A poche ore dal blitz nel quartiere San Samuele, che portato al sequestro di droga e munizioni per diverse armi, nella serata di ieri nuovo episodio criminoso che allunga la serie di rapine e furti in città. E’ accaduto in Zona Industriale quando, poco dopo le 20, un imprenditore di 49 anni è stato avvicinato in via dei Maniscalchi da un commando a volto coperto composto da quattro persone e giunto a bordo di un’auto bianca. Due di esse impugnavano una pistola e, sotto la loro minaccia, l’uomo ha dovuto consegnare portafogli, orologio, cellulare e l’autovettura, una Jeep.

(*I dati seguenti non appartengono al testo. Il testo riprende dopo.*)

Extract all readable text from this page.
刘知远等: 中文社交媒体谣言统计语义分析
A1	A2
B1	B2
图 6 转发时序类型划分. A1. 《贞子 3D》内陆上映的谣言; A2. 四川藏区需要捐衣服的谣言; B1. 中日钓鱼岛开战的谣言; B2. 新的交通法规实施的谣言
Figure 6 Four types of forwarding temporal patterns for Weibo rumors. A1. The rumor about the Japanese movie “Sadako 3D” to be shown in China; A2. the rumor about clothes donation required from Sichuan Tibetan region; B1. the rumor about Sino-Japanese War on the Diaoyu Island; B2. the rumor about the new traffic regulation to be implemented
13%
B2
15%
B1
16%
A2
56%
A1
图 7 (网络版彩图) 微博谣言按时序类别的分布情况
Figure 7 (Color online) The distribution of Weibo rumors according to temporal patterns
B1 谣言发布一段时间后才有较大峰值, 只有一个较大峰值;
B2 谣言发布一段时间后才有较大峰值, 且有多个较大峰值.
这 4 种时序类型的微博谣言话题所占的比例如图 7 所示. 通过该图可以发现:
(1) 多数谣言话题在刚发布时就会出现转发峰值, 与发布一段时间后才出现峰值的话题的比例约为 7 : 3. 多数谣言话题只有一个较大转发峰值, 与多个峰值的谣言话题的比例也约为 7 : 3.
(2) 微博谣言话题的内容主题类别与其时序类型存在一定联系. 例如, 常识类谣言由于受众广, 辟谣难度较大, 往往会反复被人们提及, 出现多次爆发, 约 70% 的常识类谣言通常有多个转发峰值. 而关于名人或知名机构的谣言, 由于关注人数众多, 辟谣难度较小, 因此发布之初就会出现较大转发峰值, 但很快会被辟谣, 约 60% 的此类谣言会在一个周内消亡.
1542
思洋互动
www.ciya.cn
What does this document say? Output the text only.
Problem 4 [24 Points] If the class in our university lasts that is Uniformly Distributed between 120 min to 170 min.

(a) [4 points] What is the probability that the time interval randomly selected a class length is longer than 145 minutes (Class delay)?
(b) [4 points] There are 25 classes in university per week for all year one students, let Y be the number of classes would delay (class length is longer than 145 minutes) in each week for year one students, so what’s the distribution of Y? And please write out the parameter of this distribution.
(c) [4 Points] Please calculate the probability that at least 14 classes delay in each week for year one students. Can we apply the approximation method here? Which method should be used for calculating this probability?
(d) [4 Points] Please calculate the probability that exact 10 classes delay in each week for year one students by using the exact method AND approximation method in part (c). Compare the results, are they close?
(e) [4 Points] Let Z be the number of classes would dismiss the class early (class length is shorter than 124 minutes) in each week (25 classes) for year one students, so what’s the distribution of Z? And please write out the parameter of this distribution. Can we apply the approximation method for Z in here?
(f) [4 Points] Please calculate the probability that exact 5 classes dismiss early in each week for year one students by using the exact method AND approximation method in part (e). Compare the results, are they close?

L’imprenditore è poi riuscito a contattare i carabinieri per denunciare l’accaduto: gli stessi militari dell’Arma stanno conducendo le indagini per risalire ai responsabili. Una modalità d’azione ormai tristemente nota in tutto l’esteso agro cerignolano e che si ripete con una frequenza continua: è sempre più urgente affrontare la questione sicurezza a livello locale, malgrado interrogazioni ed interpellanze in Parlamento.

  • Luciano

    La citta’ oramai è messa a ferro e fuoco dalla mafia , queste sono dimostrazioni di forza per dire che lo stato non comanda un xxxxx . La citta’ e della MAFIA e non della gente per bene .
    I nostri amministratori ? Velo pietoso .
    Leggo che Tarquinio(foggiano) e quell’altro di manfredonia hanno fatto un interrogazione al parlamento che dovrebbe aiutarci .
    Fosse per i cerignolani giustamente … o dormn o stann xxxx e cucchior con … mica siamo scemi !

    • LaLegge

      Gli elementi di spicco, di questi deliquenti criminali, conosciuti dalle forze dell’ordine, e dalle autorità istituzionali, sanno ad uno ad uno chi sono, volendo fare pulizia di questa pudrefatta melma, non possono, perchè giudici e avvocati compiacenti, intascano mazzette, in più le leggi costituzionali stanno dalla loro parte, e quindi viviamo nell’assoluta anarchia, li perdona per sino il Papa???

    • peppino5stelle

      mafia??? questi sono cani sciolti formati da gruppi e comitive di scoppiati.
      se gli mostri piu’ forza e capiscono che sei più inca77ato di loro……vedrai come scappano.

  • LELLO

    LE FORZE DELL’ORDINE BRANCOLANO NEL BUIO!!!COME RIMPIANGO I TEMPI DEL DOTTOR DIPRISCO!!!
    CHE TRISTEZZA ORMAI QUESTO PAESE,ABBANDONATO TOTALMENTE A SE STESSO….

    • Schifato

      Lello .. non dire cazzate.. Il dottor Di Prisco è stato un grande ma chi è venuto dopo il Dott.Di Prisco è stato ed è all’altezza della situazione..!!! poi che ti lamenti a fare Cerignola ha il grande Comandante della Polizia locale Delvino ….venuto da Caserta sic…che sistema tutto..

  • peppino5stelle

    questi sono cani sciolti tutelati dalla legge abituati ad uscire ed entrare in galera.
    per contrastare questi fenomeni ,bisogna mettere su tutte le corsie legali gente ONESTA.
    SE CHI DEVE CONTRASTARE LA LEGALITA’ E SULLO STESSO BINARIO DEI DELINQUENTI.
    RASSEGNAMOCI,FARANNO SEMPRE QUEL CA770 CHE VOGLIONO.

  • franco nero 64

    La colpa di tutta questa delinquenza principalmente e dei giudici.
    Se i giudici quando vengono presi questi vigliacchi li condannavano a pene più severe, invece di mandarli ai domiciliari tutto questo non ci sarebbe e poi cari cittadini svegliamoci iniziamo a denunciare questa melma umana non avete paura ,tanto questi rapinatori sono solo buoni con le persone indifese e in 3o4 persone siete la vergogna di questo paese ,

  • GERARDO

    Basta sparare a zero sull’amministrazione. Le cause civili sono un conto,i reati penali un’altro.Lasciamo perdere il primo cittadino aimè coinvolto in vicende di tasse.Gli altri voglio sperare si prodigano per il bene di tutti.Quello che dà fastidio è il continuare a nascondersi,non esporsi apertamente,questo fa pensare a collusioni o concussioni.Molti esponenti dell’attuale amministrazione li conosco fin da piccolo.Se anche questi si nascondono dietro l’appartenenza politica,pensando solo a perdurare nel tempo,sarei costretto a pensare che tutto quello che viene fatto e inutile.Credo invece nel loro carattere nei loro desideri che avevano fin da ragazzi, e spero e ribadisco “spero” stiano lavorando per un reale futuro per questa nostra terra.